Julian tourna la page. Il n'y avait rien d'autre — la lettre s'arrêtait là. Mais au bas du feuillet, presque invisible, une tache d'encre avait laissé une empreinte sur la page précédente, une trace de mots pressés par une main tremblante. Eliza l'avait déjà remarquée.
Elle fit pivoter la feuille. À la lumière du train qui traversait un tunnel, elle vit l'empreinte en transparence.
Un nom. Un seul nom, écrit en majuscules, dans l'urgence.
WHITMORE.
Le silence s'installa entre eux. Le train sortit du tunnel et le nom s'effaça, ne laissant qu'une trace grise sur le papier.
— Whitmore savait, dit Julian doucement. Il savait tout depuis le début. Le meurtre de Graff. Le meurtre de ton père. Et il te l'a fait payer, d'une manière ou d'une autre. Ta dette envers lui, c'est son secret qu'il te faisait payer.

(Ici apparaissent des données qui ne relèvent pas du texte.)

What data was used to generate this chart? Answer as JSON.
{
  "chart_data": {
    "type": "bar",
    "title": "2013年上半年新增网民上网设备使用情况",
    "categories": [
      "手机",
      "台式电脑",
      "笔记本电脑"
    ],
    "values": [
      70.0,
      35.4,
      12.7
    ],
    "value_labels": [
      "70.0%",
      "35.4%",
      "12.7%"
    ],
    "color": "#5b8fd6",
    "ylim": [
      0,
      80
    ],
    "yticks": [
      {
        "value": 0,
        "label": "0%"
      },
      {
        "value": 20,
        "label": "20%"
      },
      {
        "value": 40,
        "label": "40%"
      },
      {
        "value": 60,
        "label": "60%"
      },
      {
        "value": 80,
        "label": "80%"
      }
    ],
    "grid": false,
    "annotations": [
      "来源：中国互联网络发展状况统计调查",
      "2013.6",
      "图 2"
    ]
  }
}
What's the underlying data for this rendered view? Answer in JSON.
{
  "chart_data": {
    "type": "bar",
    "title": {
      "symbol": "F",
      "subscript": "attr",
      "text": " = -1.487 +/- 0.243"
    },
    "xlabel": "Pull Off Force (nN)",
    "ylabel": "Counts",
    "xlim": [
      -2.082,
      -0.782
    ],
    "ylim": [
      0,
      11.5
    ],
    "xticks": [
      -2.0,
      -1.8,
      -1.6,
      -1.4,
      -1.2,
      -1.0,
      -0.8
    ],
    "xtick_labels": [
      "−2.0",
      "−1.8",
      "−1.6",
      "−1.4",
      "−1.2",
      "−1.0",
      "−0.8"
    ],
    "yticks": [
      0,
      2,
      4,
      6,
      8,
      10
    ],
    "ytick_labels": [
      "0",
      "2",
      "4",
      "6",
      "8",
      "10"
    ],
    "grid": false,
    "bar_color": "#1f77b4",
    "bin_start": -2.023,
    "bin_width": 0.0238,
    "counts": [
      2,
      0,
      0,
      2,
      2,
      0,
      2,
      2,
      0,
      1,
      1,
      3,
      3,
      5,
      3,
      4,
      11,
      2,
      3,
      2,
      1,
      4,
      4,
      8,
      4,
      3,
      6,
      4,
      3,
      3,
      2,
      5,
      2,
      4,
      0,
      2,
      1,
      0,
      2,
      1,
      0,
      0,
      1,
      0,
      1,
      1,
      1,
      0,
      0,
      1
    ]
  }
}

Eliza rangea les lettres dans sa poche avec précaution, comme si elles pouvaient prendre feu. Derrière la vitre, les toits d'Oxford apparaissaient enfin, trempés de pluie, majestueux et indifférents à la jeune femme qui revenait de chez les morts pour y retourner.
— À Oxford, dit-elle.
— Whitmore n'est pas à Oxford, répliqua Julian. Il est au manoir Carlisle. Il nous attend.
— Alors nous allons au manoir Carlisle.
Le train ralentit, les rails geignant sous le freinage. Eliza se leva et réajusta son sac. Il était temps de rendre visite à une dette qui datait de vingt ans.